The Office of Tax Policy culls information from millions of tax returns and economic databases to perform complex, statistical analyses and prepare simulation models on the economic effects of alternative tax proposals. When the Treasury secretary testifies before Congress about the alternative minimum tax (AMT) - a complex feature of the tax code that originally was intended to ensure that the very rich paid income taxes, but now regularly threatens to bite middle-income taxpayers as well - the secretary comes armed with data and analysis from the Office of Tax Policy. The AMT was not indexed to inflation when it was created in the late 1960s, and every year its reach or potential reach grows larger.

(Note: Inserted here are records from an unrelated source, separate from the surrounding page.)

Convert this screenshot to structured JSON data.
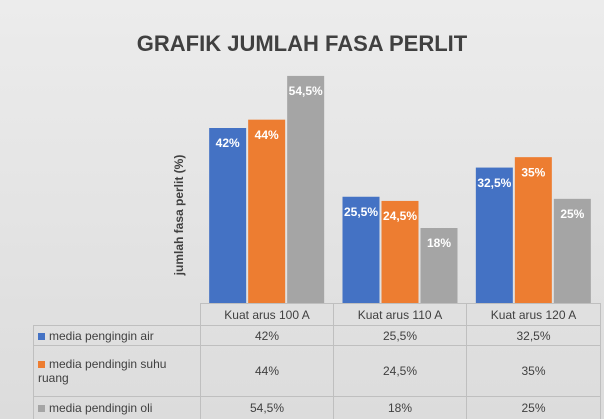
{
  "chart_data": {
    "type": "bar",
    "title": "GRAFIK JUMLAH FASA PERLIT",
    "y_label": "jumlah fasa perlit (%)",
    "categories": [
      "Kuat arus 100 A",
      "Kuat arus 110 A",
      "Kuat arus 120 A"
    ],
    "series": [
      {
        "name": "media pengingin air",
        "color": "#4472c4",
        "values": [
          42,
          25.5,
          32.5
        ],
        "value_labels": [
          "42%",
          "25,5%",
          "32,5%"
        ]
      },
      {
        "name": "media pendingin suhu ruang",
        "color": "#ed7d31",
        "values": [
          44,
          24.5,
          35
        ],
        "value_labels": [
          "44%",
          "24,5%",
          "35%"
        ]
      },
      {
        "name": "media pendingin oli",
        "color": "#a5a5a5",
        "values": [
          54.5,
          18,
          25
        ],
        "value_labels": [
          "54,5%",
          "18%",
          "25%"
        ]
      }
    ],
    "ylim": [
      0,
      60
    ]
  }
}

Indeed, under then-Treasury Secretary John Snow, the Bush administration estimated in March 2005 that it would cost the Treasury more to eliminate the AMT than it would to repeal the regular income tax in its entirety.

With the Obama administration confronting the most dire economic conditions that has confronted any new president since Franklin D. Roosevelt, the assistant secretary for tax policy will be called upon by President Obama and Treasury Secretary Timothy Geithner to help craft tax policies that will keep the tax code from impeding a recovery. President Obama promised throughout his campaign to cut taxes for 95 percent of Americans, but in these new fiscal straits he and Congress also must decide whether it makes sense to raise anyone's taxes - even the wealthiest 5 percent. Taxes on the wealthy will go up automatically unless a decision is made not to let the Bush tax cuts of 2001 and 2003 expire in 2010 as planned.

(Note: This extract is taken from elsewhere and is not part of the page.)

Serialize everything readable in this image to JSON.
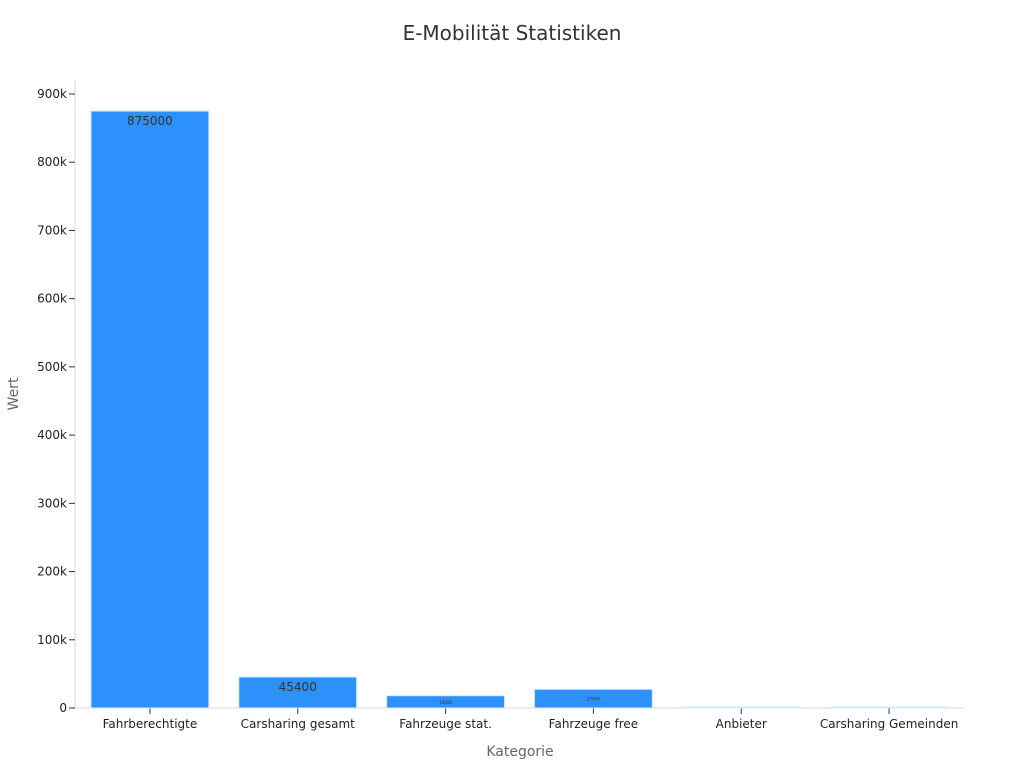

The original 1988 Prune Book quoted John E. Chapoton, assistant secretary for tax policy in President Ronald Reagan's first term, as saying that the central mission of this position was to "maintain a sound and objective analysis of the tax laws, somewhat devoid of political influence." That will be a challenge, too, for the new assistant secretary in the Obama administration.

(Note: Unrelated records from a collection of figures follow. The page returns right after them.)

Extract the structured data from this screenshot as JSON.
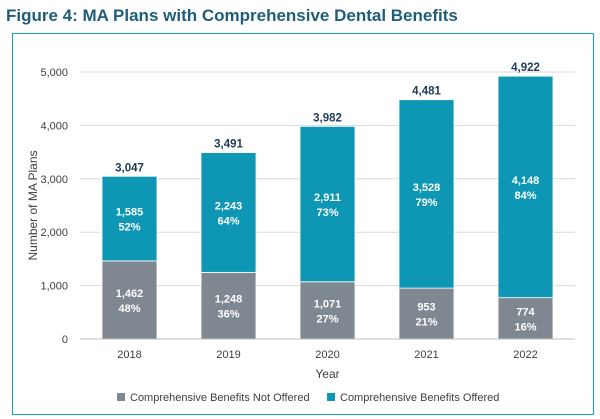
{
  "title": "Figure 4: MA Plans with Comprehensive Dental Benefits",
  "colors": {
    "not_offered": "#7f8890",
    "offered": "#0e97b4",
    "gridline": "#d9d9d9",
    "axis": "#bfbfbf"
  },
  "chart_data": {
    "type": "bar",
    "stacked": true,
    "title": "Figure 4: MA Plans with Comprehensive Dental Benefits",
    "xlabel": "Year",
    "ylabel": "Number of MA Plans",
    "ylim": [
      0,
      5000
    ],
    "yticks": [
      0,
      1000,
      2000,
      3000,
      4000,
      5000
    ],
    "ytick_labels": [
      "0",
      "1,000",
      "2,000",
      "3,000",
      "4,000",
      "5,000"
    ],
    "grid": true,
    "legend_position": "bottom",
    "categories": [
      "2018",
      "2019",
      "2020",
      "2021",
      "2022"
    ],
    "totals": [
      3047,
      3491,
      3982,
      4481,
      4922
    ],
    "total_labels": [
      "3,047",
      "3,491",
      "3,982",
      "4,481",
      "4,922"
    ],
    "series": [
      {
        "name": "Comprehensive Benefits Not Offered",
        "color": "#7f8890",
        "values": [
          1462,
          1248,
          1071,
          953,
          774
        ],
        "value_labels": [
          "1,462",
          "1,248",
          "1,071",
          "953",
          "774"
        ],
        "percent_labels": [
          "48%",
          "36%",
          "27%",
          "21%",
          "16%"
        ]
      },
      {
        "name": "Comprehensive Benefits Offered",
        "color": "#0e97b4",
        "values": [
          1585,
          2243,
          2911,
          3528,
          4148
        ],
        "value_labels": [
          "1,585",
          "2,243",
          "2,911",
          "3,528",
          "4,148"
        ],
        "percent_labels": [
          "52%",
          "64%",
          "73%",
          "79%",
          "84%"
        ]
      }
    ]
  }
}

Key Relationships – Within the Government:

Secretary and Deputy Secretary, U.S. Department of the Treasury
Under Secretary, Domestic Finance, Treasury
General Counsel, Treasury
Commissioner and Chief Counsel, Internal Revenue Service, Treasury
National Economic Counsel, The White House
Council of Economic Advisers, The White House
Council on Environmental Quality, The White House
Director and Deputy Director, Office of Management and Budget
Director and General Counsel, Pension Benefit Guarantee Corporation
Under Secretary, Economic Affairs, U.S. Department of Commerce
Other Senior officials at Cabinet Departments and Agencies including Energy, Homeland Security, State, Labor, Commerce and Transportation

Key Relationships – Outside the Government:

U.S. Chamber of Commerce
American Council for Capital Formation
Tax Executives Institute
National Federation of Independent Business
National Association of Manufacturers
American Bankers Association
American Institute of Certified Public Accountants
Financial Executives International
American Council of Life Insurers
Center on Budget and Policy Priorities
American Association of Retired Persons
Consumer Federation of America
Organization for Economic Cooperation and Development

Nomination Referred to:

Senate Committee on Finance

Current Position Profile:

1.  Michael F. Mundaca, J.D., LL.M. (Confirmed: March 27, 2010). Former  Deputy Assistant Treasury Secretary for International Tax Affairs. Former partner in the International Tax Services group of Ernst & Young’s National Tax Department.

Recent Position Profiles:


2.  Eric Solomon, J.D. (2006-2009). Tax lawyer and political appointee in both Clinton and Bush administration; also held non-political regulatory affairs post in Office of Tax Policy. Former assistant chief counsel, Internal Revenue Service. Former partner, Ernst & Young , LLP, and Drinker Biddle & Reath. Practiced law at Cadwalder, Wickersham & Taft, LLP. Majored in classics at Princeton University.

3.  Pamela F. Olson, J.D. (2002-2004). Former and current partner, Skadden, Arps, Meagher & Flom LLP. Senior economic advisor to the 2000 Bush-Cheney campaign. One-time IRS staff attorney. First woman to chair American Bar Association Section of Taxation.

4.  Mark Weinberger, J.D., M.B.A. (2001-2002). Director of national tax practice, Ernst & Young. Appointed by President Bill Clinton to Social Security Advisory Board.